E dove sarà collocato? Il comunicato di Apple dice che «il centro di sviluppo App iOS sarà situato in un istituto partner a Napoli»: anche in questo caso avete segnalato una scuola superiore? Ci sono tanti centri di studio e di ricerca dell’università…
«Sono possibilità da non sottovalutare. C’è anche la Città della Scienza. E tanti istituti del Cnr. Queste opportunità potrebbero non essere alternative, nel senso che potrebbe anche crearsi una sana competizione tra vari istituti».

Insomma non è tutto già deciso?
«È così, non è tutto già deciso. Del resto Renzi e Cook hanno portato a Napoli l’iniziativa perché qui ci sono moltissimi programmatori e startupper, operano consorzi per lo sviluppo del digitale e incubatori di imprese.

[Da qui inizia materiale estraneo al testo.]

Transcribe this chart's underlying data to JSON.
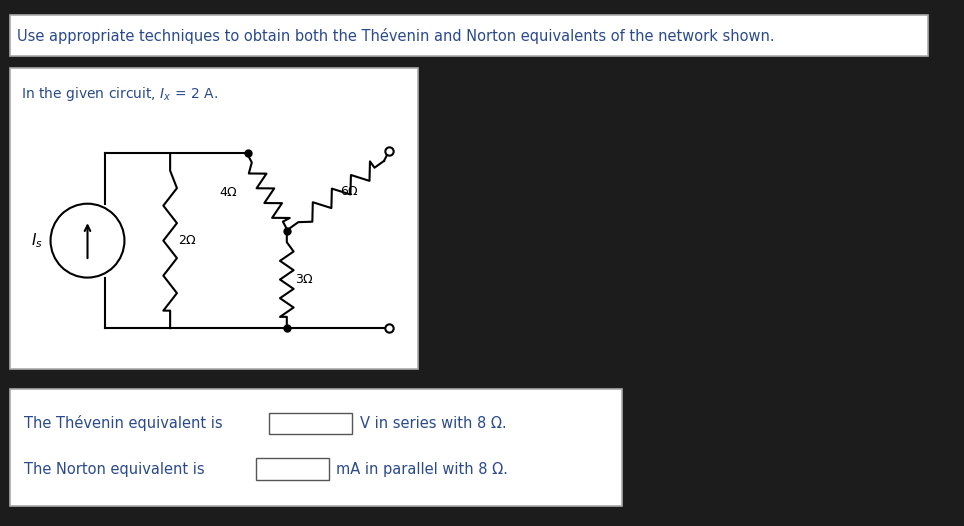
{
  "bg_color": "#1c1c1c",
  "title_text": "Use appropriate techniques to obtain both the Thévenin and Norton equivalents of the network shown.",
  "title_text_color": "#2a4a8a",
  "circuit_label": "In the given circuit, $I_x$ = 2 A.",
  "thevenin_text": "The Thévenin equivalent is",
  "thevenin_suffix": "V in series with 8 Ω.",
  "norton_text": "The Norton equivalent is",
  "norton_suffix": "mA in parallel with 8 Ω.",
  "text_color": "#2a4a8a",
  "black": "#1a1a1a"
}
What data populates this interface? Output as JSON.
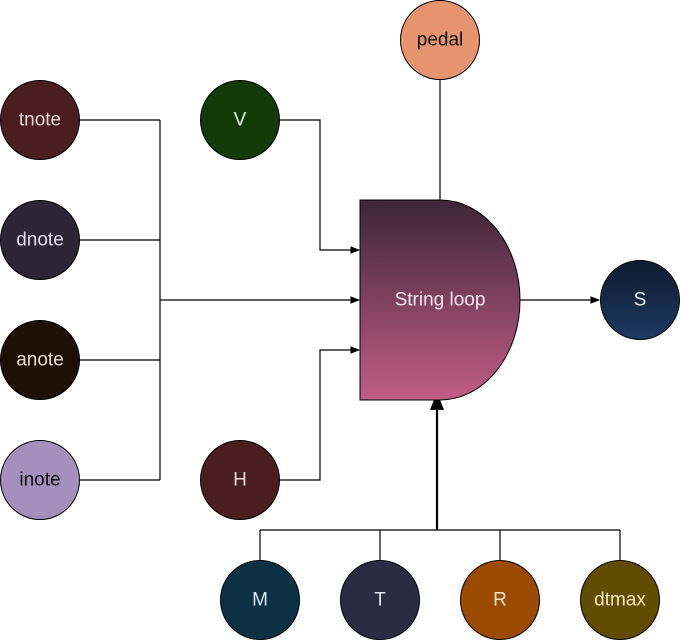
{
  "nodes": {
    "tnote": {
      "label": "tnote",
      "color": "#4a1e1e",
      "text_color": "#e6d6d6"
    },
    "dnote": {
      "label": "dnote",
      "color": "#2d2436",
      "text_color": "#e6e0ee"
    },
    "anote": {
      "label": "anote",
      "color": "#1e0f05",
      "text_color": "#e8ddd3"
    },
    "inote": {
      "label": "inote",
      "color": "#a58fbc",
      "text_color": "#0a0a0a"
    },
    "V": {
      "label": "V",
      "color": "#123a06",
      "text_color": "#e2efdb"
    },
    "H": {
      "label": "H",
      "color": "#4a1e1e",
      "text_color": "#eadada"
    },
    "pedal": {
      "label": "pedal",
      "color": "#e5946e",
      "text_color": "#111111"
    },
    "S": {
      "label": "S",
      "color": "#1d3a62",
      "text_color": "#e6edf6"
    },
    "M": {
      "label": "M",
      "color": "#0c3143",
      "text_color": "#d7e7ef"
    },
    "T": {
      "label": "T",
      "color": "#2c2b44",
      "text_color": "#e4e4f0"
    },
    "R": {
      "label": "R",
      "color": "#9b4b00",
      "text_color": "#f5e3cf"
    },
    "dtmax": {
      "label": "dtmax",
      "color": "#614d00",
      "text_color": "#f2e6b8"
    }
  },
  "core": {
    "label": "String loop",
    "gradient_top": "#3d2538",
    "gradient_bottom": "#c15d87"
  }
}
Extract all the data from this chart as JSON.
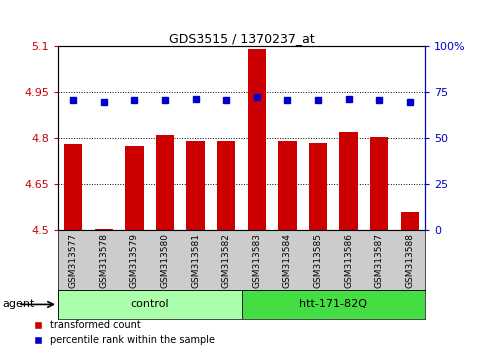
{
  "title": "GDS3515 / 1370237_at",
  "samples": [
    "GSM313577",
    "GSM313578",
    "GSM313579",
    "GSM313580",
    "GSM313581",
    "GSM313582",
    "GSM313583",
    "GSM313584",
    "GSM313585",
    "GSM313586",
    "GSM313587",
    "GSM313588"
  ],
  "bar_values": [
    4.78,
    4.505,
    4.775,
    4.81,
    4.79,
    4.79,
    5.09,
    4.79,
    4.785,
    4.82,
    4.805,
    4.56
  ],
  "dot_values": [
    4.923,
    4.918,
    4.923,
    4.924,
    4.928,
    4.925,
    4.935,
    4.924,
    4.923,
    4.926,
    4.925,
    4.918
  ],
  "bar_bottom": 4.5,
  "ylim": [
    4.5,
    5.1
  ],
  "yticks": [
    4.5,
    4.65,
    4.8,
    4.95,
    5.1
  ],
  "ytick_labels": [
    "4.5",
    "4.65",
    "4.8",
    "4.95",
    "5.1"
  ],
  "y2ticks": [
    0,
    25,
    50,
    75,
    100
  ],
  "y2tick_labels": [
    "0",
    "25",
    "50",
    "75",
    "100%"
  ],
  "y2lim": [
    0,
    100
  ],
  "bar_color": "#cc0000",
  "dot_color": "#0000cc",
  "tick_color_left": "#cc0000",
  "tick_color_right": "#0000cc",
  "grid_color": "#000000",
  "control_samples": 6,
  "group_labels": [
    "control",
    "htt-171-82Q"
  ],
  "group_colors": [
    "#ccffcc",
    "#33cc33"
  ],
  "agent_label": "agent",
  "legend_bar_label": "transformed count",
  "legend_dot_label": "percentile rank within the sample",
  "xlabel_area_color": "#cccccc",
  "bar_width": 0.6
}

Si può formare un sistema con Apple al centro e tutto il resto intorno. Quindi si può superare la situazione in cui si producono solo idee per realizzare economie di scala per una città che si regga sull’innovazione. Il Governo sta facendo molto per Napoli e la Campania. Da una parte ha puntato sulla cultura, per esempio rafforzando i musei con una nuova organizzazione e con direttori stranieri, e sul turismo culturale, valorizzando gli Scavi di Pompei, Ercolano, la Reggia di Caserta. E ora sta fornendo ciò che serve per una vision . In una vecchia intervista avevo detto che a Bagnoli sarebbe dovuta venire Google. Ecco, viene Apple e abbiamo messo i soldi per la bonifica».

Questo dovrebbe anche migliorare non l’immagine turistica della città che in questo periodo è già buona, ma la sua reputazione. Non crede?
«Certamente. E soprattutto così si evitano discussioni ideologiche e poco concrete. Ricorda il libro Se Steve Jobs fosse nato a Napoli di qualche anno fa? Ecco, i l mio sogno è che tra qualche anno sia Tim Cook a scrivere un libro in cui racconti che si è innamorato di Napoli. Per ora, tuttavia, mi fermo al fatto politico».

A proposito, bisognerà capire chi amministrerà la città nei prossimi cinque anni. Per ora nel Pd è in corsa solo Bassolino.
«Il totonomi non ci porta da nessuna parte. Io credo che il Pd abbia le capacità per mettere sul piatto più nomi validi. Poi si faranno le primarie e chi vincerà sarà il candidato di tutti. Vinca il migliore».